The retailer’s merchandise lineup reflects more than a year of work by Magnacca to revamp store designs and merchandise to put less emphasis on cellphones and rebuild the RadioShack brand. He has strengthened ties with Apple, added the Fix It Here mobile device repair service at hundreds of stores and forged relations with product developers through a unit called RadioShack Labs.

The result is a more diverse product mix that features both new tech and old standbys.

The chain is stocking “wearable tech” products like Fitbit Flex wireless activity and sleep bands ($99 + free $25 gift card). Then there’s littleBits. RadioShack is the only brick-and-mortar seller of the educational electronic modules (base kits start at $99.99) that allow kids and grownups to assemble an array of devices. With add-ons, they can be connected to the Internet.

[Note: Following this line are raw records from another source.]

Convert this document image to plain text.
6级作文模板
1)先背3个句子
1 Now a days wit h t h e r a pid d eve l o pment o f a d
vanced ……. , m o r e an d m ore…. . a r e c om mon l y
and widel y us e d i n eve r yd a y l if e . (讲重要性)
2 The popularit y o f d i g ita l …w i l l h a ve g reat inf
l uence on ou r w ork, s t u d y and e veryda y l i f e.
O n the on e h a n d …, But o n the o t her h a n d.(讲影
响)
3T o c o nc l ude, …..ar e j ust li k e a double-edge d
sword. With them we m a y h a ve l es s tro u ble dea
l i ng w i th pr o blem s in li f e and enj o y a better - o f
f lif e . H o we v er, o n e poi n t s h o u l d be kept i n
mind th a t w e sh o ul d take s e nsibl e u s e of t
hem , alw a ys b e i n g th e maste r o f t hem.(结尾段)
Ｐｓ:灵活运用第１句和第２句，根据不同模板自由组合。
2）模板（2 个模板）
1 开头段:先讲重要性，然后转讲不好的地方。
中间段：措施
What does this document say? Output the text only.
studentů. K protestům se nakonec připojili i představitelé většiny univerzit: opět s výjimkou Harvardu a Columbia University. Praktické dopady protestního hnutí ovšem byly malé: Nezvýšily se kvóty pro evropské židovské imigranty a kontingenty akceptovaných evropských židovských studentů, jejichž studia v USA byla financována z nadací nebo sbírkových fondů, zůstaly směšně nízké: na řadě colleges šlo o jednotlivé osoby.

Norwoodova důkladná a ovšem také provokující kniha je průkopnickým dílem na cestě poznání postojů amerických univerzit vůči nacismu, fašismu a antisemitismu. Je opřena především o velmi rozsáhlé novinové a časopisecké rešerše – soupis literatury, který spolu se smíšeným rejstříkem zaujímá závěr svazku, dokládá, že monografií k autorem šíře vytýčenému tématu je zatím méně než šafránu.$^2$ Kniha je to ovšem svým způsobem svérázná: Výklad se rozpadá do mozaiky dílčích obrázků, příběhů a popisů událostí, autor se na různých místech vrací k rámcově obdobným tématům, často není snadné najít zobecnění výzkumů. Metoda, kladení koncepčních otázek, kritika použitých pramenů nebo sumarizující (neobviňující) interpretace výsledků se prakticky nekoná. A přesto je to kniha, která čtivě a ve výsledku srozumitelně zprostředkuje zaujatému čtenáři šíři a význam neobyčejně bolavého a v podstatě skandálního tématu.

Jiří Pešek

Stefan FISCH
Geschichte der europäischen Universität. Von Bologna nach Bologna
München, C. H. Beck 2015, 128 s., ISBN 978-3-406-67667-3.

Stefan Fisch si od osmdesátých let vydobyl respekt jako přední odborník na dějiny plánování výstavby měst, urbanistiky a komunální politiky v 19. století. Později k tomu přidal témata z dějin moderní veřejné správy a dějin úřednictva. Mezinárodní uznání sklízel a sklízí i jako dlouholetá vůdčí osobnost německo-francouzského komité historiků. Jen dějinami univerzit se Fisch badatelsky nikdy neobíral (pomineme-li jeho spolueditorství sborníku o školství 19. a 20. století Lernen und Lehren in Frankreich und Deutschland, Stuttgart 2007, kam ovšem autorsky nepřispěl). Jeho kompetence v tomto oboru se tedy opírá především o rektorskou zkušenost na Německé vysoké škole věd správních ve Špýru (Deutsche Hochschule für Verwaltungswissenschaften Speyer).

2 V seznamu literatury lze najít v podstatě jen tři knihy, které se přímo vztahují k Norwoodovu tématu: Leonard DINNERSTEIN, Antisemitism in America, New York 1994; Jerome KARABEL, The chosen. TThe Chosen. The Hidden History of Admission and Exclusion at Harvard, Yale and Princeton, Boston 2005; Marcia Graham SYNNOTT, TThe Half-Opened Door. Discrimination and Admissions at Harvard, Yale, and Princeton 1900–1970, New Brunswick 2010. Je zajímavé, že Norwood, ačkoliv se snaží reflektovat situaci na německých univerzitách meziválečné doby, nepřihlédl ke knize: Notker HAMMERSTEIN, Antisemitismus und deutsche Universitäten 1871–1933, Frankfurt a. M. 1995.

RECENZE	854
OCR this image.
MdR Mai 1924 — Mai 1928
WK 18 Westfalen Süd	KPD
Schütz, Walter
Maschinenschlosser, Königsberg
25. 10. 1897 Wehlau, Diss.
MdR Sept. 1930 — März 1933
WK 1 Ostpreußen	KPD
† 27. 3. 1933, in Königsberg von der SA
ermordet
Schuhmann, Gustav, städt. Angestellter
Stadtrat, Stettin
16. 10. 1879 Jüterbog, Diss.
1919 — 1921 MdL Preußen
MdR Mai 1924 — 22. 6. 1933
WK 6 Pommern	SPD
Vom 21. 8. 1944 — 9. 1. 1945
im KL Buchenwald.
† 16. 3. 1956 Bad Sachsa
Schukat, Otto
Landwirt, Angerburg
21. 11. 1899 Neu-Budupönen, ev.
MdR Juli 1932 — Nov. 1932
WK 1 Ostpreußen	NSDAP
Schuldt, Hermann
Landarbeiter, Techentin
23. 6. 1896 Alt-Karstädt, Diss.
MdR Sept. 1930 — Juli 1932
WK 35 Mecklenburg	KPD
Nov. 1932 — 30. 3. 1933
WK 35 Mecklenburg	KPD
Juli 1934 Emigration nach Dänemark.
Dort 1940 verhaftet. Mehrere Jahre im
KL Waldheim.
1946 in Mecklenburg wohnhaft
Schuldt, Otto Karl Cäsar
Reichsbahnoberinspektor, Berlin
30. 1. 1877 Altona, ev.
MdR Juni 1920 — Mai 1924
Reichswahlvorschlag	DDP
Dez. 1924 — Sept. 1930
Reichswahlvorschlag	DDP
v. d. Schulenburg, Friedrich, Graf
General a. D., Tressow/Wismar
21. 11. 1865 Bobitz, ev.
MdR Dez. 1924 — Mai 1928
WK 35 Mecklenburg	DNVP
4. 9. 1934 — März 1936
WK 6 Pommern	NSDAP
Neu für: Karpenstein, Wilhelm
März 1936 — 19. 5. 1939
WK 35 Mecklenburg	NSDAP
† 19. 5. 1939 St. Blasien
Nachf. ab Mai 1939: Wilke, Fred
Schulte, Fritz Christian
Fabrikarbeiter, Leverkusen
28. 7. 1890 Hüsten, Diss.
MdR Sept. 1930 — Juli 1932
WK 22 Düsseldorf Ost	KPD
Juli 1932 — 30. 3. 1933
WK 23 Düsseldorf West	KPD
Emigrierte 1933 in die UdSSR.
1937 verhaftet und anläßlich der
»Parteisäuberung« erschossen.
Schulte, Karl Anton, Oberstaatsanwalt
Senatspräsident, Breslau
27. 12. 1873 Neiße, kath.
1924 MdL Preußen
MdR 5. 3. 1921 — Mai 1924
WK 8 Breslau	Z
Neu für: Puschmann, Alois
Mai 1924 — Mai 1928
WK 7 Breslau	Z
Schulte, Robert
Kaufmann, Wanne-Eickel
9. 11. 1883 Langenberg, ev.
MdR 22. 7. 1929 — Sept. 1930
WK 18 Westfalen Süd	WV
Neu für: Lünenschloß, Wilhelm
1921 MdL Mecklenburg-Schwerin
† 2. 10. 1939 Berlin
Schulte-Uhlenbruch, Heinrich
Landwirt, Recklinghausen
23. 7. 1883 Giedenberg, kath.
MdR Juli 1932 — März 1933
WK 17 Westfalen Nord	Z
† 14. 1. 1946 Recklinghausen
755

But cellphones still matter greatly to the chain. Paul vRutenis, the chief merchandising officer, predicts that Apple’s iPhone 6 with its larger screen “will be a hot gift item,” especially coupled with RadioShack’s broad geographical reach and choice of service providers.

“That RadioShack can bring the iPhone 6 into your neighborhood will be key,” said Rutenis, a 22-year retail veteran (J.C. Penney, Dick’s Sporting Goods and Foley’s) who is part of a new team with road-proven credentials that Magnacca has managed to recruit despite the continuing crisis.

Rutenis hopes that RadioShack, which has long had a reputation for battery selection, will become the go-to store for portable power devices to juice up cellphones and tablets.

And online, he said, customers will find RadioShack’s website easier to navigate thanks to improvements made after the retailer enlisted Razorfish, a top online marketing firm, to help with the site.

“We want to be in the game,” he said.